Maness hopped in bed with Reid, with Landrieu the approving voyeur, because one of the twin pillars of this campaign is that, despite Cassidy having a very conservative voting record in the House, that Cassidy isn’t conservative enough (the other critique being Cassidy, like Landrieu, is too Washington, D.C. politician, not Louisiana enough, even though Maness has hardly lived any time in Louisiana and worked for the federal government, completed now with generous pension, most of his adult life). But when Cassidy complains that Reid is such a dictator that government enslaves free people, this concisely captures a conservative brief against liberal Democrats like Reid and Landrieu – that they support oppressive big government at the expense of the liberty of the people.

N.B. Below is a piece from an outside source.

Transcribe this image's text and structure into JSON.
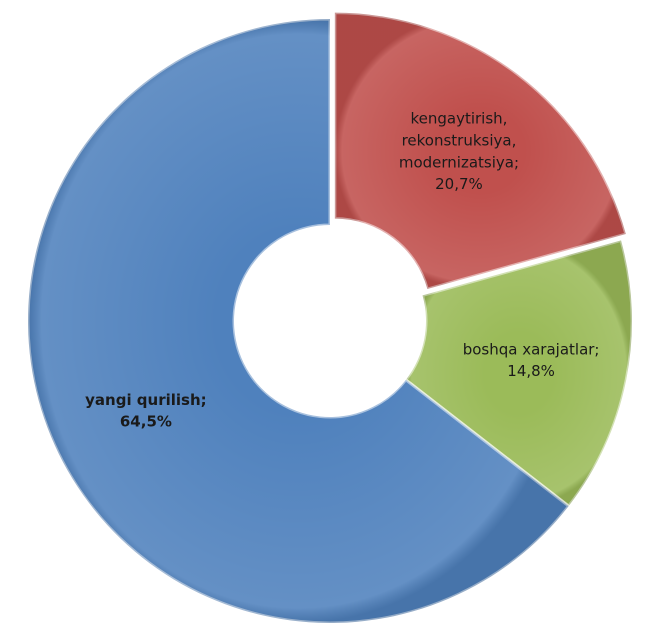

Do not think that Maness (who once already used this gambit, last year) deigns to be upset over this in solidarity with ethnic studies departments everywhere in academia, but rather he feigns upset because it spoils his narrative about Cassidy not being conservative enough. The remark will make some conservatives who think Cassidy is too soft of a conservative to think again, not because they want to repeal the Civil War Amendments, but because this presents to them a Cassidy that is unafraid to tackle the totalitarian impulse in liberalism that has infected Democrats.

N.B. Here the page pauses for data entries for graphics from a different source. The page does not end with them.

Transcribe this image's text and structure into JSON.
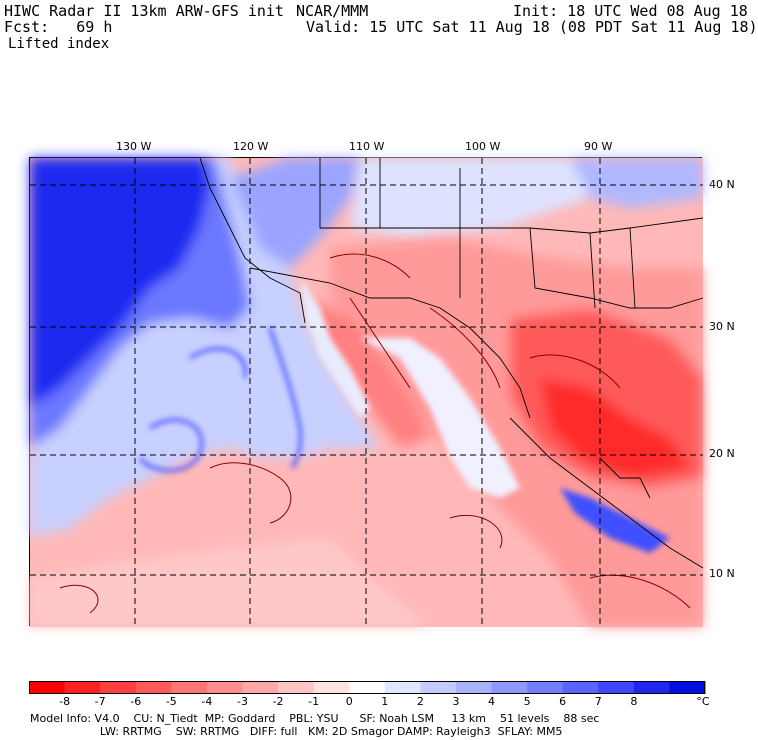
{
  "header": {
    "model_title": "HIWC Radar II 13km ARW-GFS init",
    "org": "NCAR/MMM",
    "init": "Init: 18 UTC Wed 08 Aug 18",
    "fcst": "Fcst:   69 h",
    "valid": "Valid: 15 UTC Sat 11 Aug 18 (08 PDT Sat 11 Aug 18)",
    "field": "Lifted index"
  },
  "axes": {
    "lon_labels": [
      "130 W",
      "120 W",
      "110 W",
      "100 W",
      "90 W"
    ],
    "lat_labels": [
      "40 N",
      "30 N",
      "20 N",
      "10 N"
    ]
  },
  "colorbar": {
    "labels": [
      "-8",
      "-7",
      "-6",
      "-5",
      "-4",
      "-3",
      "-2",
      "-1",
      "0",
      "1",
      "2",
      "3",
      "4",
      "5",
      "6",
      "7",
      "8"
    ],
    "unit": "°C",
    "colors": [
      "#ff0000",
      "#ff2020",
      "#ff4040",
      "#ff5a5a",
      "#ff7474",
      "#ff8e8e",
      "#ffa8a8",
      "#ffc4c4",
      "#ffe2e2",
      "#ffffff",
      "#e2e6ff",
      "#c4ccff",
      "#a8b2ff",
      "#8e98ff",
      "#747eff",
      "#5a64ff",
      "#4048ff",
      "#2028f0",
      "#0010e0"
    ]
  },
  "footer": {
    "line1": "Model Info: V4.0    CU: N_Tiedt  MP: Goddard    PBL: YSU      SF: Noah LSM     13 km    51 levels    88 sec",
    "line2": "                    LW: RRTMG    SW: RRTMG   DIFF: full   KM: 2D Smagor DAMP: Rayleigh3  SFLAY: MM5"
  }
}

Because in this instance it's not about trying to demonstrate Landrieu's unsuitability for office but to tear down Cassidy instead, Maness fought back in the only way he knew how. Which to the attentive political right – the ones who will get asked who they recommend should be voted for by the much larger subset of voters who are inattentive of the Senate 71 out of every 72 months – only signals he is to be taken as seriously as the Al Sharptons of the world. Meaning this episode reaffirms that he isn’t Senate material and it will not affect Cassidy’s frontrunner status.

1 comment:

  1. So now a Louisiana conservative presumes to lecture the world on race matters? The issue is not whether this leader or that leader said something touchy about race, the issue is that Louisiana is one of the most segregated, most racially unequal, and most disgracefully backwards on race relations. Mention the American South anywhere in the world and one of the first thing that people think of is the hideous racism is persists because of antiquated conservatives amped up on self-righteous perversions of religion and economics. Not that you would ever get any thoughtful commentary on this from Jeff Sadow. The piercing whine emanating from Shreveport is pathetic.